Fenomena Tongkat Komando

Oleh : Wiku Sapta


Ini cerita polisi 'hebat'. Di sebuah negeri yang kental adat istiadat. Karena pake tanda petik, di depan dan belakang kata Hebat, tentu artinya lain. 


Wiku Sapta

Bukan betulan hebat karena prestasi. Apalagi Presisi. Melainkan hebat lantaran heran berat. Ya saya heran berat, banget kadarnya, tentang sosok tadi. 


Heran, sebab prestasinya biasa saja. Menurut saya. Polisi manapun, diberi tongkat komando, saya yakin bisa. Meski belum bermelati tiga, pangkatnya. Fenomena.


Selain biasa saja, sosok ini seolah tenang-tenang saja. Tak gusar, walau segudang masalah mendera di jajaran petugas di bawahnya. Mulai memperkosa istri tersangka, nanduk warga sampai menganiaya. Memperburuk citra bhayangkara.


Pun menyangkut nasib warganya. Tahanan, misalnya. Kan tergolong warga juga. Warga yang butuh pembelajaran dan diberi ketegasan agar bisa berubah. Agar tak lagi menjadi 'sampah' masalah, ketika dikembalikan ke keluarganya.


Tahanan mati, salah satunya. Infonya dianiaya. Dikeroyok lebih 6 pria. Meregang nyawa di dalam markasnya. Petugasnya dimana? Saat mereka (tahanan) mencabut nyawa pelaku asusila? Tidurkah? Lalaikah?


Ini ada apa? Adakah evaluasi atas kepemimpinannya? Tak ada juga. Dia tenang-tenang saja. Slow, berkunjung kemana-mana. 


Tumbal alasan paling jitu, atas kejadian kematian itu, cuma dibebankan kepada warganya, selain anak buahnya. 


Ya, tahanan tadi tamengnya.

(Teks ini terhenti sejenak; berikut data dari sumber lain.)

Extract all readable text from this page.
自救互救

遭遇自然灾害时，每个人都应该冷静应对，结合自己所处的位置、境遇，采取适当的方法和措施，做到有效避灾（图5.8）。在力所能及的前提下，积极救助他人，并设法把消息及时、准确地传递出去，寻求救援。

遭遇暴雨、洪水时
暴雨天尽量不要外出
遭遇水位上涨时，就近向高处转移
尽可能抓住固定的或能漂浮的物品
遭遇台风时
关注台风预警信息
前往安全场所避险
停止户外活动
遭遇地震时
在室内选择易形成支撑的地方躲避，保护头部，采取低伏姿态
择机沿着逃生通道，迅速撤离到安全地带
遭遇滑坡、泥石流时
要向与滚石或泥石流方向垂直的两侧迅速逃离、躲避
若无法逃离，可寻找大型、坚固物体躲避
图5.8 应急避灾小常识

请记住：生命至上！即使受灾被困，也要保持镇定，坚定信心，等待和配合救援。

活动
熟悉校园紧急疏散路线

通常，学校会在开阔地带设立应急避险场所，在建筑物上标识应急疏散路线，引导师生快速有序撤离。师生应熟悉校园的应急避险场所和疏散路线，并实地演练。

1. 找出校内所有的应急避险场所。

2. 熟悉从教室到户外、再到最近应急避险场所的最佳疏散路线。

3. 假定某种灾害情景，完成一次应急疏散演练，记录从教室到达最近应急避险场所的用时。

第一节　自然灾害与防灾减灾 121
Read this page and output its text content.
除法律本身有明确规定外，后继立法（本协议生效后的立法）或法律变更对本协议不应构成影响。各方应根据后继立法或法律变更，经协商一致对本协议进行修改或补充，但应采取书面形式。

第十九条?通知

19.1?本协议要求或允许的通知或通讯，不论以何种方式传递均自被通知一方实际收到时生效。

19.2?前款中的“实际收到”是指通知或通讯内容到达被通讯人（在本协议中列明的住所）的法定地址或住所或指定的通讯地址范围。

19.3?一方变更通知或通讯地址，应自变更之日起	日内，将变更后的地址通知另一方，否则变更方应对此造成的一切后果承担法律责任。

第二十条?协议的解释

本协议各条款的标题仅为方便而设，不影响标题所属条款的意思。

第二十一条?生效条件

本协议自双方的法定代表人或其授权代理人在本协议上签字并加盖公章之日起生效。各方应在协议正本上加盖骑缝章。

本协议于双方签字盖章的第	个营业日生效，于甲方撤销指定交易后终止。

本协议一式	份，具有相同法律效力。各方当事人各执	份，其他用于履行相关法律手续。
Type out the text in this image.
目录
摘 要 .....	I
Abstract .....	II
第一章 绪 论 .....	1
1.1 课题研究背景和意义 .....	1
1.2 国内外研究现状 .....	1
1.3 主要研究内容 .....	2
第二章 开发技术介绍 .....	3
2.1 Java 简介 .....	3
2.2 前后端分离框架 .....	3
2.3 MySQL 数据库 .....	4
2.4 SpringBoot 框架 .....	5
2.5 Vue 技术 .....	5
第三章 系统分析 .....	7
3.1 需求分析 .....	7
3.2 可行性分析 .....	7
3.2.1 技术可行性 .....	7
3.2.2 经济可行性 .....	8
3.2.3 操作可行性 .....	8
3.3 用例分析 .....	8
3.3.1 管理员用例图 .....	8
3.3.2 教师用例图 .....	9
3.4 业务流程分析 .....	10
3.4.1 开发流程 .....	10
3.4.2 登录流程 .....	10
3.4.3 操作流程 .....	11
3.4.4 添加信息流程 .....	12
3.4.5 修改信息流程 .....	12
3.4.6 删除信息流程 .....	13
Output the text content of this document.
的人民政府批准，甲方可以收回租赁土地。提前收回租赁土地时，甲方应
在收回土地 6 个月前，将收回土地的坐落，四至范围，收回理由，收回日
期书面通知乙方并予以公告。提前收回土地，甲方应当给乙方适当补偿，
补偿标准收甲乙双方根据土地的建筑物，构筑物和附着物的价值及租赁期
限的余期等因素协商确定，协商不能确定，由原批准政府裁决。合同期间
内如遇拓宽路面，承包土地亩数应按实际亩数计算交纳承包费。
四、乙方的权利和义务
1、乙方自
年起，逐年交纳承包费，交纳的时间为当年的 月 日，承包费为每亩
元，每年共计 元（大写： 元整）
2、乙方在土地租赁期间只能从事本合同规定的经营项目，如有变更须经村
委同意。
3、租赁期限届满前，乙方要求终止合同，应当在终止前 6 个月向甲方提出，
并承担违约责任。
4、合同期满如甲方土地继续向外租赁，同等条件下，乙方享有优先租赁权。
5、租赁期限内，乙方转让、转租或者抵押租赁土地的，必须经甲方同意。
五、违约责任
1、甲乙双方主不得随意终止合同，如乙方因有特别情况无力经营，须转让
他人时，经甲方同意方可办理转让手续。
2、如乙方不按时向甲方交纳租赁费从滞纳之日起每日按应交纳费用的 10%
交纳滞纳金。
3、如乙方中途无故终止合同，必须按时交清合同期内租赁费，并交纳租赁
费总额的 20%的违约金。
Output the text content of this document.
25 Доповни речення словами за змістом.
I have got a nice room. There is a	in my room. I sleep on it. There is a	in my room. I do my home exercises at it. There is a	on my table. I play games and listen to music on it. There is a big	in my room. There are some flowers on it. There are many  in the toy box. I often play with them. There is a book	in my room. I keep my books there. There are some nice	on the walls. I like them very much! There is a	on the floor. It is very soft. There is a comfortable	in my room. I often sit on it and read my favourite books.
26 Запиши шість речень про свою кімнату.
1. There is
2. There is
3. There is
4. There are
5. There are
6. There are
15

Telah terjadi penganiayaan dalam penjara. Sehingga menyebabkan hilangnya nyawa. Kelar dong masalahnya.


Duh...semudah itu membebankannya kepada warga dan anak buahnya-yang notabene saya sebut tadi butuh ketegasan pemimpinnya!


Dia tetap tenang saja. Baik-baik saja. Apalagi, pimpinannya seolah membiarkan saja atas kelalainnya. Abai mengevaluasi dan menjatuhi sanksi tegas. 


Tak seperti biasanya. Ketegasan dan sanksi memindah memudar begitu saja. Saya rasa. Contoh; polisi hedonis naik motor mewah, langsung kena pindah. Didudukkan sebagai pelayan di markasnya. 


Istri pamer setoran arisan teman-temannya, juga divonis periksa. Kini jadi pamen biasa. Tanpa kursi dan jabatan. Begitu tegas atasannya kepada bawahannya.


Nah ini, banyak kejadian mencengangkan, tentu karena terekam kamera hape warga juga, kok dibiarin saja. 


Ah sudahlah, ini sepenggal cerita untuk sekadar membuka khasanah. Bahwa dalam perjalanan hidup kita, kualitas pembelajaran tak selamanya menjamin kita beda dengan pesaing kita.


Butuh keajaiban agar bisa berbeda.  Salah satunya, kaya raya dan selanjutnya, penentu kebijakan adalah kenalan kita.